Review dataset with multiple input hashes

Hello!

I'm writing to check my understanding of the review recipe, because it's doing something unanticipated but I'm not sure whether it's unintended:

I bootstrapped a dataset with match patterns for one label, trained an ner model for that label, and then used ner.manual and ner.correct to annotate additional examples. We added to the corpus of raw text over time such that I believe we re-annotated certain texts, and I also wanted to put a review stage into practice just to confirm our initial annotations.

I anticipated that ner review would enforce uniqueness on input hashes, but that doesn't seem to be the case, and the progress bar is showing that we've annotated 114% of our examples from our source dataset!
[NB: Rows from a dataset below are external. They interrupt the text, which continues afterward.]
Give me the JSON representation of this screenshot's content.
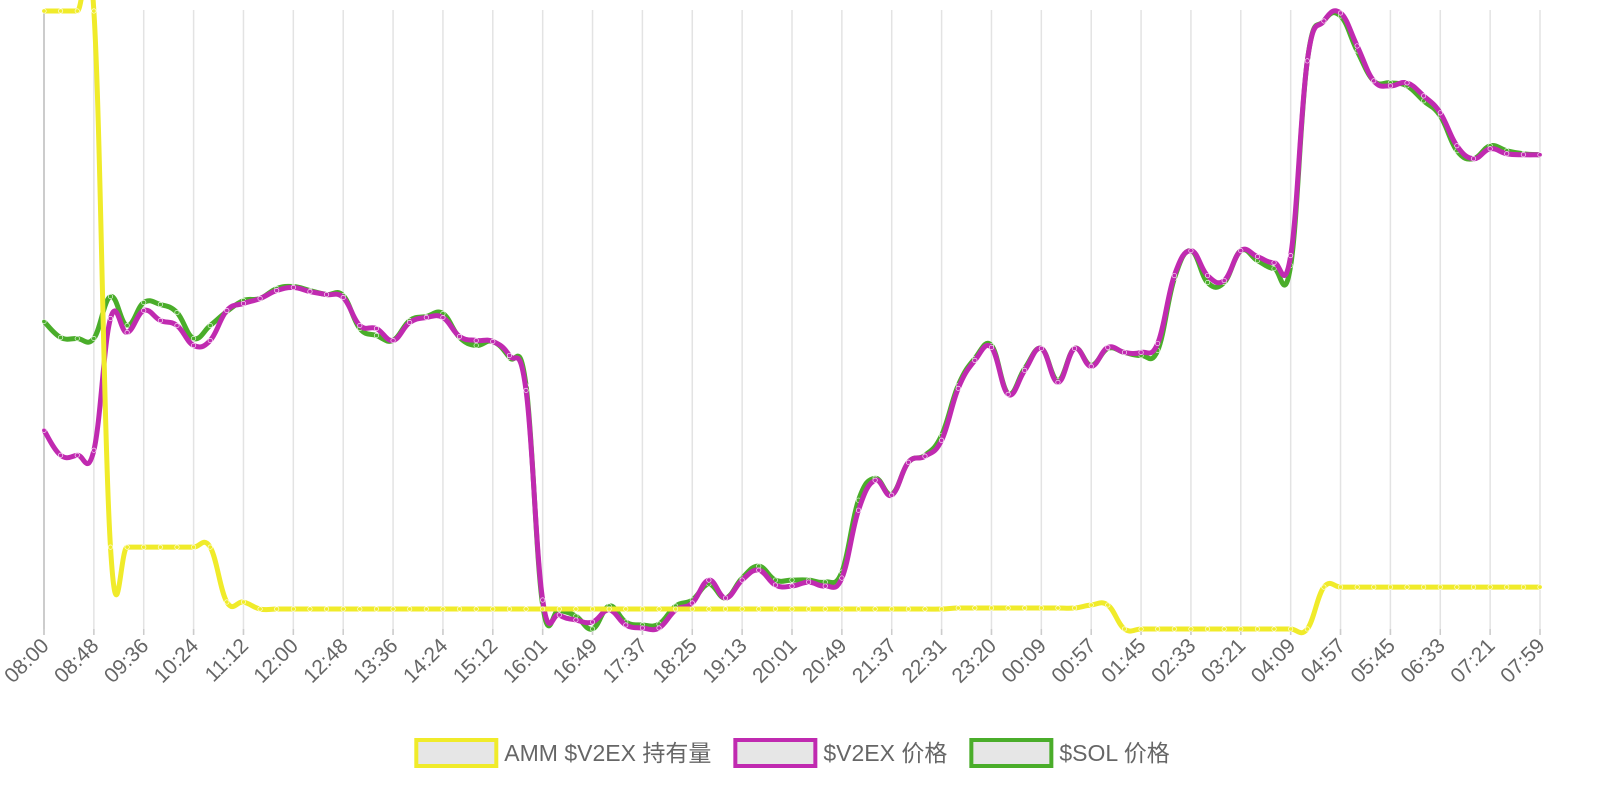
{
  "chart_data": {
    "type": "line",
    "categories": [
      "08:00",
      null,
      null,
      "08:48",
      null,
      null,
      "09:36",
      null,
      null,
      "10:24",
      null,
      null,
      "11:12",
      null,
      null,
      "12:00",
      null,
      null,
      "12:48",
      null,
      null,
      "13:36",
      null,
      null,
      "14:24",
      null,
      null,
      "15:12",
      null,
      null,
      "16:01",
      null,
      null,
      "16:49",
      null,
      null,
      "17:37",
      null,
      null,
      "18:25",
      null,
      null,
      "19:13",
      null,
      null,
      "20:01",
      null,
      null,
      "20:49",
      null,
      null,
      "21:37",
      null,
      null,
      "22:31",
      null,
      null,
      "23:20",
      null,
      null,
      "00:09",
      null,
      null,
      "00:57",
      null,
      null,
      "01:45",
      null,
      null,
      "02:33",
      null,
      null,
      "03:21",
      null,
      null,
      "04:09",
      null,
      null,
      "04:57",
      null,
      null,
      "05:45",
      null,
      null,
      "06:33",
      null,
      null,
      "07:21",
      null,
      null,
      "07:59"
    ],
    "ylim": [
      0,
      620
    ],
    "grid": true,
    "series": [
      {
        "name": "AMM $V2EX 持有量",
        "color": "#f0eb2a",
        "values": [
          619,
          619,
          619,
          619,
          82,
          82,
          82,
          82,
          82,
          82,
          82,
          27,
          27,
          20,
          20,
          20,
          20,
          20,
          20,
          20,
          20,
          20,
          20,
          20,
          20,
          20,
          20,
          20,
          20,
          20,
          20,
          20,
          20,
          20,
          20,
          20,
          20,
          20,
          20,
          20,
          20,
          20,
          20,
          20,
          20,
          20,
          20,
          20,
          20,
          20,
          20,
          20,
          20,
          20,
          20,
          21,
          21,
          21,
          21,
          21,
          21,
          21,
          21,
          24,
          24,
          0,
          0,
          0,
          0,
          0,
          0,
          0,
          0,
          0,
          0,
          0,
          0,
          42,
          42,
          42,
          42,
          42,
          42,
          42,
          42,
          42,
          42,
          42,
          42,
          42,
          42
        ]
      },
      {
        "name": "$V2EX 价格",
        "color": "#c02ab0",
        "values": [
          199,
          174,
          174,
          179,
          311,
          297,
          319,
          309,
          304,
          284,
          289,
          319,
          326,
          331,
          339,
          342,
          338,
          335,
          332,
          304,
          301,
          289,
          307,
          312,
          312,
          293,
          289,
          288,
          274,
          239,
          29,
          14,
          9,
          7,
          19,
          4,
          1,
          1,
          19,
          26,
          49,
          31,
          49,
          59,
          44,
          43,
          47,
          43,
          51,
          119,
          149,
          134,
          167,
          173,
          189,
          241,
          269,
          282,
          235,
          259,
          281,
          247,
          281,
          263,
          282,
          277,
          277,
          286,
          354,
          379,
          354,
          349,
          379,
          373,
          367,
          374,
          569,
          609,
          617,
          584,
          549,
          544,
          547,
          534,
          517,
          484,
          471,
          481,
          476,
          475,
          475
        ]
      },
      {
        "name": "$SOL 价格",
        "color": "#4aad2a",
        "values": [
          308,
          292,
          291,
          291,
          333,
          304,
          327,
          325,
          317,
          291,
          304,
          318,
          329,
          331,
          341,
          343,
          339,
          335,
          334,
          301,
          294,
          289,
          309,
          313,
          316,
          292,
          284,
          288,
          272,
          244,
          24,
          19,
          13,
          0,
          23,
          7,
          4,
          5,
          23,
          29,
          45,
          31,
          51,
          63,
          49,
          49,
          49,
          47,
          57,
          129,
          151,
          135,
          167,
          174,
          194,
          244,
          271,
          284,
          236,
          261,
          281,
          249,
          281,
          264,
          281,
          277,
          274,
          279,
          351,
          379,
          347,
          347,
          379,
          369,
          361,
          364,
          569,
          609,
          614,
          579,
          549,
          547,
          544,
          529,
          514,
          479,
          471,
          484,
          479,
          476,
          475
        ]
      }
    ]
  }
}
  1. Is something "going wrong" with the dataset output by the review recipe, or is it expected behavior that we may have duplicate input hashes in the dataset?
  2. I'm actually fine with going through the source dataset until I exhaust the stream-- it's still a good exercise even if it results in a bunch of input hash dupes. Am I correct in my thinking that data-to-spacy will dedupe input hashes, combining non-conflicting annotations, and that the review recipe ensures that the annotations in the dataset are non-conflicting? OR should I set up a process to confirm that annotations on the same dataset do not conflict with some post-processing hooks?

Thanks as always for your help and insights!

Adam

Hi! Are you using the latest version of Prodigy? I remember an issue in the past where the review recipe would report progress incorrectly – but this should have been fixed by now.

If your annotations were generated with a manual UI, the review recipe will merge all annotations with the same input hash, so you should only ever see the same text once, together with all available versions of annotations created for the given text. Based on these, you can then create a single correct answer. By default, you'll see every example, even if all annotators agree (because in theory, they could all be wrong).

Yes, data-to-spacy will merge annotations on the same texts and combine them – including annotations for different components (e.g. NER, text classification, dependencies etc.). However, if it comes across actual conflicts, it will have to discard all of the conflicting versions except one (and it obviously can't know what the correct answer is). That's where the review workflow comes in: it lets you double-check your annotations, and decide how to resolve conflicts. So a workflow could look like this:

  1. Collect annotation with some overlap for a given task, e.g. named entities.
  2. Run the review workflow with all NER datasets, resolve all conflicts and create a new final dataset with the correct version of all annotations.
  3. Optional: Repeat for other tasks like textcat if needed. Also resolve any potential problems that were surfaced, e.g. talk to an annotator who misunderstood the annotation scheme.
  4. Run data-to-spacy with the reviewed datasets to create a single, conflict-free training corpus.